生に近づくたび、あのときのあの選択は間違っていなかった、と思えなくなってきている。

考えるだけでお腹の奥がぎゅうっと絞められる。よほど、自分のなかで禁止思考なのだろう。

生きようとすればするほど、あのとき「選択したこと」が、揺らいでしまう。尊敬する先生や友だちに会えたんだ、と選択が正しかったことを肯定するように考える。しかし考えれば考えるほど、それは自分を正当化したいだけの考えに過ぎないんじゃないかと思ってしまう。

あのとき、中高一貫の学校から抜けて新しい高校に行っていなければ、浪人生にならずに済んで、病気にもならなかったかもしれない。と選ばなかった選択のほうを想像しては、色々考えてしまう。

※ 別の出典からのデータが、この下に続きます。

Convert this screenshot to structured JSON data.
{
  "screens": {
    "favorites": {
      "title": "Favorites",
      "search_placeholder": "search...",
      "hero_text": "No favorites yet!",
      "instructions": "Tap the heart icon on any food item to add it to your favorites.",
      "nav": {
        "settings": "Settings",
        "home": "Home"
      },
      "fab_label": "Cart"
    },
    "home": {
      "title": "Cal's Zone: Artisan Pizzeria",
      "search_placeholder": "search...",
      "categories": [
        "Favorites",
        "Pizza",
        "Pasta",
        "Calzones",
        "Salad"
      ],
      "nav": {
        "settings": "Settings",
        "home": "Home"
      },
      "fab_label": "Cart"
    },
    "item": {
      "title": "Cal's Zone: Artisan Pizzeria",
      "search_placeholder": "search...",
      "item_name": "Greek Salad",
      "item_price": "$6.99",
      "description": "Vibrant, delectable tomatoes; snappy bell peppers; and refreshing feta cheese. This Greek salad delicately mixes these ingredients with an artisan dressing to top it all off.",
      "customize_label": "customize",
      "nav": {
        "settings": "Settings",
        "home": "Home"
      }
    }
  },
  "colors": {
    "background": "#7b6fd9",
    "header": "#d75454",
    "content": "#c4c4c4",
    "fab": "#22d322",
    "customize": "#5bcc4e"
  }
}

一生ものの病気と引き換えに高校で得たものは、本当に大切にしたいものなのだろうか。

わたしが忘れてしまっているたくさんの思い出があるかもしれない。海水魚を育てる(わたしはエサしかやっていなかったが)係を3年間つとめたこと、体育祭の巨大なパネルをつくったこと、鴨川デルタで花火をしたこと。

あった。

思っていたより思い出があった。でも思い出は思い出であり、今、大切にしたいものとはすこし違う。

違う高校へ行くと決心して書類を提出したあのとき、担任の先生は泣いていた。理由は今でもわからないが、一瞬提出をやめようかと思ったことは覚えている。でもこれも思い出のひとつだ。

なにが正解で、なにが不正解なんて、はなからないのかもしれないし、こんなことで悩んでいることがお門違いなのかもしれない。

もう終わっていることだから、間違ってなかったようにしていく、ということはできない。正しかったか、間違っていたかのどちらかでしかない。それとも、これから変えられるのだろうか。

中学生の頃の担任の先生に会いに行ってみようかな。

 わたしもそろそろ弱い自分と決別したい。